I am so grateful to professor Jeff Kingston for his April 14 review of Adam Komisarof's book "At Home Abroad: The Contemporary Western Experience in Japan." I've lived here for nearly 17 years and have never really understood my own deep feelings about this country and its people.

As a teacher, I have only been able to scratch the surface in discussions with my advanced students over the years, never to really understand my love/hate relationship with Japan.

I've always viewed with a certain disdain those Westerners who are said to have "gone native," and thus I was suspicious of the late Donald Ritchie. Although I had never read him, I believed him to be a complete Japanophile.

But how refreshingly therapeutic it was to read Kingston's quotes from Ritchie such as: "If I were Japanese I wouldn't stay in this country for more than ten minutes.
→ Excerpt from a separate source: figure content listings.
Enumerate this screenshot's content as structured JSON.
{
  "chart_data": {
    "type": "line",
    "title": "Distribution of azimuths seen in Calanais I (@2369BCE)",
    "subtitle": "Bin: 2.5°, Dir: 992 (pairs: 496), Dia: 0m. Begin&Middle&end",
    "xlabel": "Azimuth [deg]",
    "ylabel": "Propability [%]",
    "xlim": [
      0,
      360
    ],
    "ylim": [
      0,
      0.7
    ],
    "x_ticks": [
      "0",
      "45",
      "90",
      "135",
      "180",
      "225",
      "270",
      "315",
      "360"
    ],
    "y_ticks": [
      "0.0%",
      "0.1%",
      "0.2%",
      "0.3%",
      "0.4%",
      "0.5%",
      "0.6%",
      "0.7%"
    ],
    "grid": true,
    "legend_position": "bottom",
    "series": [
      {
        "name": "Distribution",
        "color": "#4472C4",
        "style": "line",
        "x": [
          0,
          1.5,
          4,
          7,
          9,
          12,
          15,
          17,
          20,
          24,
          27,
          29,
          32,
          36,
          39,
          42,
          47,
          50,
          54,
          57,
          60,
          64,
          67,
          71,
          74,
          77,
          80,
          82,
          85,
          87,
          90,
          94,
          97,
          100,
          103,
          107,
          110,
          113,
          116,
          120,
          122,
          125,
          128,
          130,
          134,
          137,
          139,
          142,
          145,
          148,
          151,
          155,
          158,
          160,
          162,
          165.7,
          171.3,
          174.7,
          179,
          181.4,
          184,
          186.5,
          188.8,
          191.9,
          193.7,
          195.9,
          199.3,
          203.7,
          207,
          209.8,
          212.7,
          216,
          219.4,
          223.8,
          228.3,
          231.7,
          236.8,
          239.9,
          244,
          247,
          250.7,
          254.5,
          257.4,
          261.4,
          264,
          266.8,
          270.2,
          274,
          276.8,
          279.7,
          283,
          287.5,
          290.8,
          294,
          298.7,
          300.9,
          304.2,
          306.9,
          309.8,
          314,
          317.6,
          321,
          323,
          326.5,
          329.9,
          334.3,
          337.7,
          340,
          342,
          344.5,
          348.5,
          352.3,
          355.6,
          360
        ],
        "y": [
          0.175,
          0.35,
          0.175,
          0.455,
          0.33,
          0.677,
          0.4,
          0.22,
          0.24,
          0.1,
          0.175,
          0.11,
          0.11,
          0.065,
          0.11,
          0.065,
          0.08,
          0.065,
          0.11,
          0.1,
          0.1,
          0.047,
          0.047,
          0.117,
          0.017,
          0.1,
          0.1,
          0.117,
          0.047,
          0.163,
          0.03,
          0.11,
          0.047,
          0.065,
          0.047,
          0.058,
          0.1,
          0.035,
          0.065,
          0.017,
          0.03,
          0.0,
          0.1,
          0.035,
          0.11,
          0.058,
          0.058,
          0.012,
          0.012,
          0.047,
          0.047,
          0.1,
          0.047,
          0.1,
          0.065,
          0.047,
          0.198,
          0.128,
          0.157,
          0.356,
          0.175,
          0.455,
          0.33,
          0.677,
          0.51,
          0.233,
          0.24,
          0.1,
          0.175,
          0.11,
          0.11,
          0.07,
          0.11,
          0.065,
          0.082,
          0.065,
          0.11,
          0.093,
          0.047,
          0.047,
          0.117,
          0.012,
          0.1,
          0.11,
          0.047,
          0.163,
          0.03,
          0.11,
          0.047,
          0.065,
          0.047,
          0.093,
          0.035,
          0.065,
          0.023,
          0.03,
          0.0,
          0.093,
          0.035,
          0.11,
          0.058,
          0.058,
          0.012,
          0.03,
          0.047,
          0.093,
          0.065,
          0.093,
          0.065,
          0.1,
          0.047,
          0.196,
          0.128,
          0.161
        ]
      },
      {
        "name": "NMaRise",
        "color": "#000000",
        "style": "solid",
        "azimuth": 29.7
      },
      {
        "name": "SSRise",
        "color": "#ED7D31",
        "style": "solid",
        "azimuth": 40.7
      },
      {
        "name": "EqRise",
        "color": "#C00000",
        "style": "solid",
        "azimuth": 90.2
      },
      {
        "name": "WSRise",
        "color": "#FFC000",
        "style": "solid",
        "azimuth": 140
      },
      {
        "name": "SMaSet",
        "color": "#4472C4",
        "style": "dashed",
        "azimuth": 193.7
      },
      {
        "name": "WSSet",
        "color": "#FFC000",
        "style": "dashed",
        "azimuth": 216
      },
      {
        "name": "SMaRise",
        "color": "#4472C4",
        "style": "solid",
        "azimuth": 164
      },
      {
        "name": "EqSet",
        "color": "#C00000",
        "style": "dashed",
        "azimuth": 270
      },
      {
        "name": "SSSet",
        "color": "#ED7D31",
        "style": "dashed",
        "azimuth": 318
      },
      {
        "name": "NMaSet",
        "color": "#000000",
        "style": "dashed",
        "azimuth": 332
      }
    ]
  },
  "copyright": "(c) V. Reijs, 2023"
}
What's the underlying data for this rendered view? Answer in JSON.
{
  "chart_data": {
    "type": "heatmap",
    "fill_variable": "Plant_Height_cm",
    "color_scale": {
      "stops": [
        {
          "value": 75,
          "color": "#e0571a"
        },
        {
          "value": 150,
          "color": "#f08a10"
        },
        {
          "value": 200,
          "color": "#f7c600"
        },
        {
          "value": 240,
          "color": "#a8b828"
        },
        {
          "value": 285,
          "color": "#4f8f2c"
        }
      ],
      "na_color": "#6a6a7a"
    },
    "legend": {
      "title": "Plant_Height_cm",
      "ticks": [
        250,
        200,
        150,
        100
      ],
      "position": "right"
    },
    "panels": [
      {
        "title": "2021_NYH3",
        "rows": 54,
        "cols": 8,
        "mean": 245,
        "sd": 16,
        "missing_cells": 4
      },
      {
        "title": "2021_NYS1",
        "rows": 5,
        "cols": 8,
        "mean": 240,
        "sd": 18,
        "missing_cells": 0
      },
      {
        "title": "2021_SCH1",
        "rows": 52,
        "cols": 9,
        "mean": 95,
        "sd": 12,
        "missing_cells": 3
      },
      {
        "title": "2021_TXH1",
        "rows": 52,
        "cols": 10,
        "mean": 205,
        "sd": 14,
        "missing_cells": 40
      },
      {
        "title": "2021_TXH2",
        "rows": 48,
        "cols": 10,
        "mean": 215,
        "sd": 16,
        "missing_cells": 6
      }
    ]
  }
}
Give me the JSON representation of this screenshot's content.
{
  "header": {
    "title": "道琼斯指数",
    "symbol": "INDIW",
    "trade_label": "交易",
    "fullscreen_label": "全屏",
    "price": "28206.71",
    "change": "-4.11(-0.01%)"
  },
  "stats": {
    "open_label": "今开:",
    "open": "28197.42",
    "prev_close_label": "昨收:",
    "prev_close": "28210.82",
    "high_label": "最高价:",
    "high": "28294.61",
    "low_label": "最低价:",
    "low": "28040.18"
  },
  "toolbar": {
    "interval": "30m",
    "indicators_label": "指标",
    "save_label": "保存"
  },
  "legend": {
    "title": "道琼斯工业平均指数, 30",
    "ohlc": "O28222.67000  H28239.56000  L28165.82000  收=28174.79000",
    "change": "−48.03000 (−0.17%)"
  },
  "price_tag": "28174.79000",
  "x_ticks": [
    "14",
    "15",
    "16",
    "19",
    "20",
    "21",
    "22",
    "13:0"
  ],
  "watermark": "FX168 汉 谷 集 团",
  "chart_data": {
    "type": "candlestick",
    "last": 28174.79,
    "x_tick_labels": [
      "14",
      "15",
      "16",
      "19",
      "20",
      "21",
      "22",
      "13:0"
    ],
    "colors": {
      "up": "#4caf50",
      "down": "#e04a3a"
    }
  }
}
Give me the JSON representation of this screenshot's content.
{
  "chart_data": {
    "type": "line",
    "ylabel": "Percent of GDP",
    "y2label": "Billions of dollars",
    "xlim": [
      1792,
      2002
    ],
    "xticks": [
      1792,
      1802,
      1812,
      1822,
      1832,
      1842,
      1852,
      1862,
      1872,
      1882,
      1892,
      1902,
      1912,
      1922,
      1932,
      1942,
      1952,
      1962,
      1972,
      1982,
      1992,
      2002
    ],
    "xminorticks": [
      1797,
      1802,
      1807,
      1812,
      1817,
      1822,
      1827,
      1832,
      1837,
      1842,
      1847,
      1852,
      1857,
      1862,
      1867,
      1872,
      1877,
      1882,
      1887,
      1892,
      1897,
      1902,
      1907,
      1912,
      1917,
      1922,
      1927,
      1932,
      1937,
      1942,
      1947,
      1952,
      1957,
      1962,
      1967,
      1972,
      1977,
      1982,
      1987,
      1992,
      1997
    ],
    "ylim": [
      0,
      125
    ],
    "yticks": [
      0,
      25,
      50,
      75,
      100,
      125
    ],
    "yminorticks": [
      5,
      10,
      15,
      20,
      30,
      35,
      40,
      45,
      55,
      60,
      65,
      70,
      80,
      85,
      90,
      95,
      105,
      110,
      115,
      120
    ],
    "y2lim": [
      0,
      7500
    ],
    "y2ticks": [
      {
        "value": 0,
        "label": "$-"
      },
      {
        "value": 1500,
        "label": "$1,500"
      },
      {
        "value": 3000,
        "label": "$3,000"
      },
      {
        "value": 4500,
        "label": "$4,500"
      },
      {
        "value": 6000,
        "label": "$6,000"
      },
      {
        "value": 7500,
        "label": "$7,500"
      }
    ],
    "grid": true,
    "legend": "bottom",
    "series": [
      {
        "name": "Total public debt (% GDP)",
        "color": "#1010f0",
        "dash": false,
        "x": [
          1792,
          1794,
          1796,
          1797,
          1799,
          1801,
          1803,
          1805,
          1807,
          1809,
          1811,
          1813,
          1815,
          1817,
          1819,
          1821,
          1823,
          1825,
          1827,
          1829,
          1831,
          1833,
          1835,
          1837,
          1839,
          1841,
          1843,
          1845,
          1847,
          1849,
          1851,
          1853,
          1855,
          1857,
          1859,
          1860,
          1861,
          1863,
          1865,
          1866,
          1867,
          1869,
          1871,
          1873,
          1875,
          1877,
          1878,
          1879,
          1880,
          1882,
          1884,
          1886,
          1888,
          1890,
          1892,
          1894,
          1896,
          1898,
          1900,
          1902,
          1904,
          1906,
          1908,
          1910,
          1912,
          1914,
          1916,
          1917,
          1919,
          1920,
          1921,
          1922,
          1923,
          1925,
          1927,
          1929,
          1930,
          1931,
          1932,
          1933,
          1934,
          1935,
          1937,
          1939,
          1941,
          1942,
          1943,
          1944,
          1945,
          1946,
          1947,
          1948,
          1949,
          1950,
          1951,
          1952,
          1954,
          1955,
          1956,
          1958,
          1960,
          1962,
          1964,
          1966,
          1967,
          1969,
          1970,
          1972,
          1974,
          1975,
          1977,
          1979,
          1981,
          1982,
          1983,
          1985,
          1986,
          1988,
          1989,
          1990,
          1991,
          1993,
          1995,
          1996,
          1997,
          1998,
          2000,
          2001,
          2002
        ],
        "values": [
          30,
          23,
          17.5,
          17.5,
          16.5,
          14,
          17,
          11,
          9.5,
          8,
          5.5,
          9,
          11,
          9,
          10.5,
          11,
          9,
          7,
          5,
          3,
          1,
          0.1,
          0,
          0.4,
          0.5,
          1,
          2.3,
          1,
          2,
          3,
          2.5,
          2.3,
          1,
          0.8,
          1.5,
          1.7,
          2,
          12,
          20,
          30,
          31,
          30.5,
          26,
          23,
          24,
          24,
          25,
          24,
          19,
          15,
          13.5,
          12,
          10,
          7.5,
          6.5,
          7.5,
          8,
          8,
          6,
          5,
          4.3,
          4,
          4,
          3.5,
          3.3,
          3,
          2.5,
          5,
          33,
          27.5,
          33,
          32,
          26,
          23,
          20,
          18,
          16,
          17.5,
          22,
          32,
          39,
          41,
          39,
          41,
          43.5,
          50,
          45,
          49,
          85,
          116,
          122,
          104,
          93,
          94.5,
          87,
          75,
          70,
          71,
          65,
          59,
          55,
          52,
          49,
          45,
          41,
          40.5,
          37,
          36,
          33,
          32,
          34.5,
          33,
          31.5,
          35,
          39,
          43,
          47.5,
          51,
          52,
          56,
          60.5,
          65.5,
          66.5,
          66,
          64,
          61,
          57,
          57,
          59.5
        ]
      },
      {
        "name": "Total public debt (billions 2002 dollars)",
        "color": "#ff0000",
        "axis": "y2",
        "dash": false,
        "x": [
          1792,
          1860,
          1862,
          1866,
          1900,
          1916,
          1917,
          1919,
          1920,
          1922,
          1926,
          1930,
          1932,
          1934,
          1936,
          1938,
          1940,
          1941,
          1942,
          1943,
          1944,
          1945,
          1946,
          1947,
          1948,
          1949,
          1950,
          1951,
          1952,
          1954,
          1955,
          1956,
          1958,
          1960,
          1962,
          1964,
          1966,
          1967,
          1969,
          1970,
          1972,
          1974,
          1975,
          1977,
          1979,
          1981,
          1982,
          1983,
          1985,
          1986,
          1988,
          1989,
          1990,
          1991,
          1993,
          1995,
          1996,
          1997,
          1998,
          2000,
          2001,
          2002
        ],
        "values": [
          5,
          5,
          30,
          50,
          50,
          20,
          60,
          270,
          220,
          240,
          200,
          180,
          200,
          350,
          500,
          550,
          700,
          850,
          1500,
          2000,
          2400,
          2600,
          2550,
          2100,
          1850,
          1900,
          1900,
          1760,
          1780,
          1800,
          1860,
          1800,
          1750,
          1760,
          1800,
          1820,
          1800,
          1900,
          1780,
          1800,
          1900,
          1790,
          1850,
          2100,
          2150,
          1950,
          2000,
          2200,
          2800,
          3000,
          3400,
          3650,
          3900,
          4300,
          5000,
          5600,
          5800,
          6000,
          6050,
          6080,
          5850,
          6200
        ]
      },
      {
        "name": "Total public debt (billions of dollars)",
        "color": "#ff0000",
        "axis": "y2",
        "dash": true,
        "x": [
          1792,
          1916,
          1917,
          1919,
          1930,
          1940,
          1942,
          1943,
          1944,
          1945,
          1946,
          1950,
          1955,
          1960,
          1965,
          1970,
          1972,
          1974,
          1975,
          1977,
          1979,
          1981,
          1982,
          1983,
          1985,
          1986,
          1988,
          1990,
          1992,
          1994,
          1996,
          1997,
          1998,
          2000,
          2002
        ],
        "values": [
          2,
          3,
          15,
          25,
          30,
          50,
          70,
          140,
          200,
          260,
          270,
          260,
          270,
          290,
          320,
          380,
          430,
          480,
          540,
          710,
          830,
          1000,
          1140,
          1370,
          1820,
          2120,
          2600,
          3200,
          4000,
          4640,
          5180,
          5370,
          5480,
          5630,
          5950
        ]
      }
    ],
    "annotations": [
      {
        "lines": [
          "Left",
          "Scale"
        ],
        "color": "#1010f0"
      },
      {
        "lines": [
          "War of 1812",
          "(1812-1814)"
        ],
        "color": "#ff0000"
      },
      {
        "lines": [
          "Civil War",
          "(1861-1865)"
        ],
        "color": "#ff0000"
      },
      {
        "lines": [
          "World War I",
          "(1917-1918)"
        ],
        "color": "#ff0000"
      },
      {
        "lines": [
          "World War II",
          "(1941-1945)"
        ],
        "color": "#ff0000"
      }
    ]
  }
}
I stay here because I am in a position which I find preferable — a position where none of their qualifications for being a member apply. ... I never said I fell in love with Japan. A lot of people writing about me said that I fell in love with Japan. ... We (foreigners) have the best seat in the house."

I too rejoice in not being accepted here and, indeed, am proud to be a gaijin. As Ritchie said, not being accepted means "they leave us alone and we are not really held responsible for things. We are like big children. This is a huge advantage".

I have finally been able to understand, and can now express my own ambivalent feelings toward this country, thanks to Kingston, Komisarof and, especially, Ritchie.

I will buy Komisarof's book and study Ritchie's writings. I may then understand Japan and the Japanese further. I encourage confused gaijin like me to do the same.

paul gaysford

tokyo

The opinions expressed in this letter to the editor are the writer's own and do not necessarily reflect the policies of The Japan Times.